If CFOs and boards of directors can align their thinking or are already aligned on how to approach mergers and acquisitions, deals have a chance to be more successful.
But a study released in August by Deloitte, “Bridging the Gap: M&A,” shows that CFOs and board members can have significantly different views on what kind of deals to pursue and how to create value from them. They also have contrasting opinions on how effective CFOs and boards are at identifying and assessing M&A opportunities and risks.
The nearly 200 board members and CFOs responding to the Deloitte survey on M&A disagreed most notably on the primary objectives for pursuing an M&A deal. (Only executives at publicly held companies with more than $500 million in revenue were surveyed.) Cost synergies or scale efficiencies were cited by the most board members, but the greatest number of CFOs said the primary aim of M&A was product and service differentiation. (See the interactive chart.)
Deloitte did find areas of consensus — for example, both boards and CFOs say their M&A strategy the rest of this year and next will be to “seek smaller strategic deals to take advantage of favorable opportunities and valuations.”
But CFOs and directors diverged on how those deals might be funded. More CFOs (37 percent) than directors (25 percent) chose debt (behind cash, which directors also chose first) as a primary funding source for takeovers in the next year-and-a-half.
Integration failure was the top concern about M&A transactions for both groups. But when asked about the greatest risk to achieving a successful integration, CFOs and directors displayed contrasting views. A quarter of board directors chose synergy capture as one of the greatest risks, but only 11 percent of CFOs did so. Meanwhile, thirty-two percent of CFOs chose customer retention, but only 20 percent of boards flagged that concern.
The disparity in viewpoints between CFOs and boards in part reflects their different responsibilities in an M&A deal and in the day to day operations of a company, says the Deloitte report.
As CFOs get more heavily involved in operations, for example, it’s no surprise they see the primary purpose of M&A as differentiating or diversifying products and services or entering new markets, instead of achieving synergies and cost efficiencies. CFOs also may have “disappointing experiences[s] regarding achievable synergies and efficiencies,” says Deloitte.
Finance chiefs actually have a pretty jaundiced view of both the finance department’s and the board’s effectiveness at assessing M&A risks and evaluating a transaction’s upside. Almost half of directors said the finance department was “extremely effective”” but only 19 percent of CFOs rated themselves that highly.

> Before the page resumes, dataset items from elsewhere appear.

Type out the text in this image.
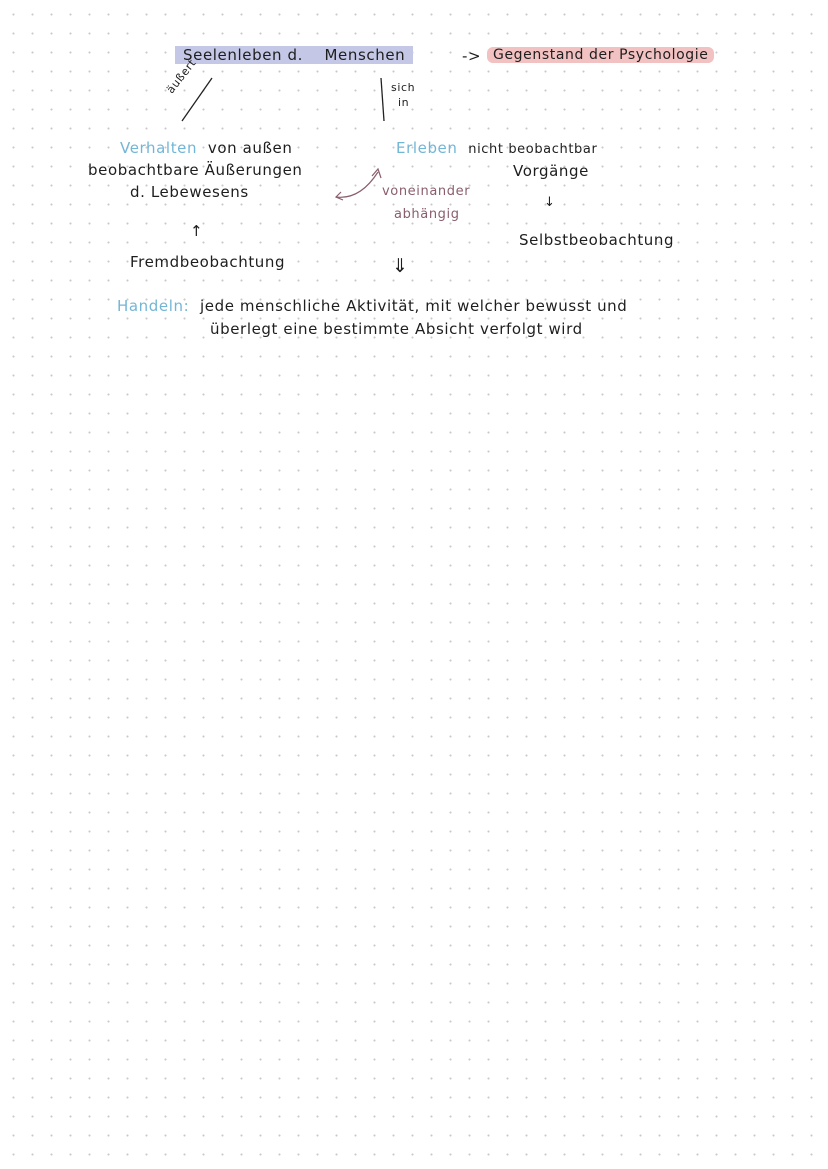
Seelenleben d. Menschen	-> Gegenstand der Psychologie
äußert	sich
in
Verhalten von außen
beobachtbare Äußerungen
d. Lebewesens
↑
Fremdbeobachtung
voneinander
abhängig
Erleben nicht beobachtbar
Vorgänge
↓
Selbstbeobachtung
⇓
Handeln: jede menschliche Aktivität, mit welcher bewusst und
überlegt eine bestimmte Absicht verfolgt wird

“Perhaps this can be explained by CFOs’ modesty, but it’s also possible that CFOs are being somewhat self-critical, due to a belief that they could be doing more in areas such as deal analysis, modeling, valuation and negotiation,” says Deloitte.
When rating board members, CFOs were just as critical: only 13 percent rated them “extremely effective” at overseeing and helping to mitigate risk associated with an M&A transaction. Twenty-seven percent of directors, however, put their boards in that category.
If boards recognize there is a deficiency, they could potentially do a deeper evaluation of what they have contributed to M&A transactions and outcomes, and consider changing the composition of the board to include more M&A skills and experience, Deloitte says.
To increase M&A effectiveness organization-wide, Deloitte says the board and the finance chief need to “make M&A objectives, strategies and risks explicit both in general and for each transaction. … Regular discussion between the board and the CFO around inorganic growth strategies and ways to implement them to achieve strategic goals could help bridge this gap.”